There may not have been any recent peace talks but Iran’s Foreign Minister Araqchi has had a busy few days. Following trips to Pakistan and Oman to talk with peace negotiators over the weekend, he has now travelled to Russia in a bid to ratchet up support. Having cancelled a trip by US negotiators Witkoff and Kushner to Pakistan, Trump made it clear that Iran could use the telephone to make a deal – Iran had made clear that talks would be indirect. Trump also reiterated the US’s condition that Iran must not be able to obtain a nuclear weapon. For its part, Iran is maintaining that it will not re-enter talks with the US while its navy is blocking the Strait of Hormuz.
On disappointment over the lack of fresh peace talks, Brent crude spent the first few hours of the European session edging higher before reversing those gains. While US stock market indices closed mixed on Friday, it hasn’t taken much for equity markets to revert to their ‘glass half full’ approach to the global outlook. Despite the very real risks to the global economy implied by higher inflation, much of this optimism has been driven by a solid set of Q1 earnings reported by corporate America. This week there will be no escaping the focus on the tech sector with results due for five of the huge US hyper-scalers.
Week ahead
The BoJ will be the first of this week’s G10 central banks to announce its policy decision which will come tomorrow. In contrast to the other four central banks that meet this week, the market had been debating the risks of an April rate hike from the BoJ since the start of the year. BoJ rate hike risk has now been shifted to June. Whether that risk shifts again will be dependent on the tone of rate setters at this week’s meeting. The absence of hawkish rhetoric is likely to place fresh upside pressure on USD/JPY which may force the MoF to step up its push back against JPY weakness and a potential break beyond the psychologically important USD/JPY160.00 level.
Aside from the policy guidance offered by the Fed, the market will be watching on Wednesday to see if outgoing Chair Powell is intending to retain his seat in the FOMC after his term as Chair concludes. Almost all of Powell’s predecessors have decided to leave when their term as chair ends, though technically Powell could stay until 2028. If he leaves, Trump will have another seat to fill, which the market could anticipate as having a slightly dovish implication for the FOMC. There is less scope for drama at the BoC. The market is currently priced for slightly higher BoC policy rates on a 6-month view, though the swing in market expectations regarding policy rates in Canada falls a long way short of that seen in the UK since the start of last month.
Ahead of the start of the Iran war, the market had been confident of two more rate cuts from the BoE this year as growing excess capacity in the UK slowed inflation potential.
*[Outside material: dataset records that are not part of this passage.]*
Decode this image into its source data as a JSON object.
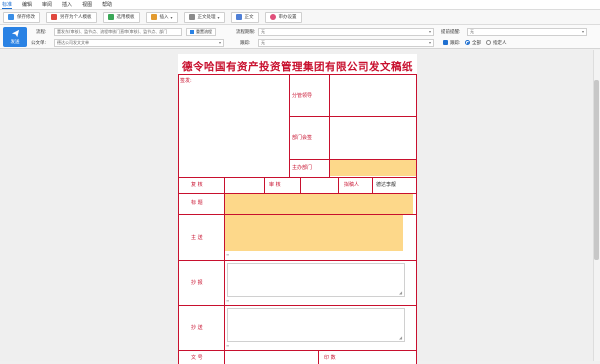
{
  "menu": {
    "items": [
      "标准",
      "编辑",
      "审阅",
      "插入",
      "视图",
      "帮助"
    ]
  },
  "toolbar": {
    "save_label": "保存修改",
    "personal_draft_label": "另存为个人模板",
    "use_template_label": "选用模板",
    "insert_label": "插入",
    "body_label": "正文处理",
    "attach_label": "正文",
    "settings_label": "审办设置",
    "colors": {
      "save": "#3a8ee6",
      "personal": "#e0483e",
      "template": "#3aa757",
      "insert": "#e39b2f",
      "body": "#8a8a8a",
      "attach": "#4f7fd6",
      "settings": "#e04f7a"
    }
  },
  "form": {
    "send_label": "发送",
    "flow_label": "流程:",
    "flow_value": "董发东(审核)、监节点、流程审核门直审(审核)、监节点、部门",
    "flow_button": "重置流程",
    "flow_deadline_label": "流程期限:",
    "flow_deadline_value": "无",
    "remind_label": "提前提醒:",
    "remind_value": "无",
    "doc_type_label": "公文单:",
    "doc_type_value": "德达公司发文文单",
    "tracking_label": "跟踪:",
    "tracking_value": "无",
    "track_check_label": "跟踪:",
    "radio_all": "全部",
    "radio_specific": "指定人"
  },
  "document": {
    "title": "德令哈国有资产投资管理集团有限公司发文稿纸",
    "sign_label": "签发:",
    "leader_label": "分管领导",
    "dept_sign_label": "部门会签",
    "host_dept_label": "主办部门",
    "review_label": "复  核",
    "audit_label": "审  核",
    "drafter_label": "拟稿人",
    "drafter_value": "德达李靓",
    "subject_label": "标  题",
    "main_send_label": "主  送",
    "cc1_label": "抄  报",
    "cc2_label": "抄  送",
    "bottom_left_label": "文  号",
    "bottom_right_label": "印  数"
  },
  "colors": {
    "accent": "#2a82e4",
    "doc_red": "#c8102e",
    "fill_yellow": "#fdd88a"
  }
}
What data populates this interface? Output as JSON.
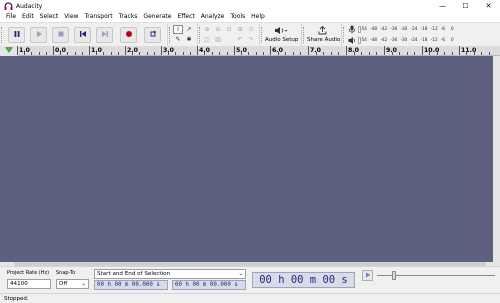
{
  "window": {
    "title": "Audacity",
    "controls": {
      "minimize": "—",
      "maximize": "☐",
      "close": "✕"
    }
  },
  "menu": [
    "File",
    "Edit",
    "Select",
    "View",
    "Transport",
    "Tracks",
    "Generate",
    "Effect",
    "Analyze",
    "Tools",
    "Help"
  ],
  "toolbar": {
    "audio_setup_label": "Audio Setup",
    "share_audio_label": "Share Audio",
    "record_meter_scale": [
      "-54",
      "-48",
      "-42",
      "-36",
      "-30",
      "-24",
      "-18",
      "-12",
      "-6",
      "0"
    ],
    "playback_meter_scale": [
      "-54",
      "-48",
      "-42",
      "-36",
      "-30",
      "-24",
      "-18",
      "-12",
      "-6",
      "0"
    ],
    "accent_colors": {
      "record": "#c0001a",
      "transport": "#1e2a78",
      "track_background": "#5e6080"
    }
  },
  "ruler": {
    "labels": [
      "1.0",
      "0.0",
      "1.0",
      "2.0",
      "3.0",
      "4.0",
      "5.0",
      "6.0",
      "7.0",
      "8.0",
      "9.0",
      "10.0",
      "11.0"
    ]
  },
  "selection_toolbar": {
    "project_rate_label": "Project Rate (Hz)",
    "project_rate_value": "44100",
    "snap_to_label": "Snap-To",
    "snap_to_value": "Off",
    "selection_mode_value": "Start and End of Selection",
    "selection_start": "00 h 00 m 00.000 s",
    "selection_end": "00 h 00 m 00.000 s",
    "audio_position": "00 h 00 m 00 s"
  },
  "status": {
    "text": "Stopped."
  }
}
At one point last month, this had swung to expectations of as many as four rate hikes, guided by the UK’s recent poor experience with sticky inflation. These excessive rate hike expectations have now moderated. However, it is Rabo’s view that there will still likely be one rate hike this year in order to demonstrate vigilance. For the ECB, we also see the risk that policy makers will opt for some tightening in the face of the inflation shock, though we have moved our forecast to June. Clearly by June, policymakers will be much wiser regarding the duration of the war and the extent to both the potential impact on their respective economies.
While the question of how long the Strait of Hormuz will be closed continues to limit focus on economic data, there are some interesting releases this week. These include Australian Q1 CPI inflation data, which could dictate the next policy action of one of the most hawkish G10 central banks. US March personal income and spending data will also be released this week in addition to US Q1 GDP. In Europe, GDP and labour data are due.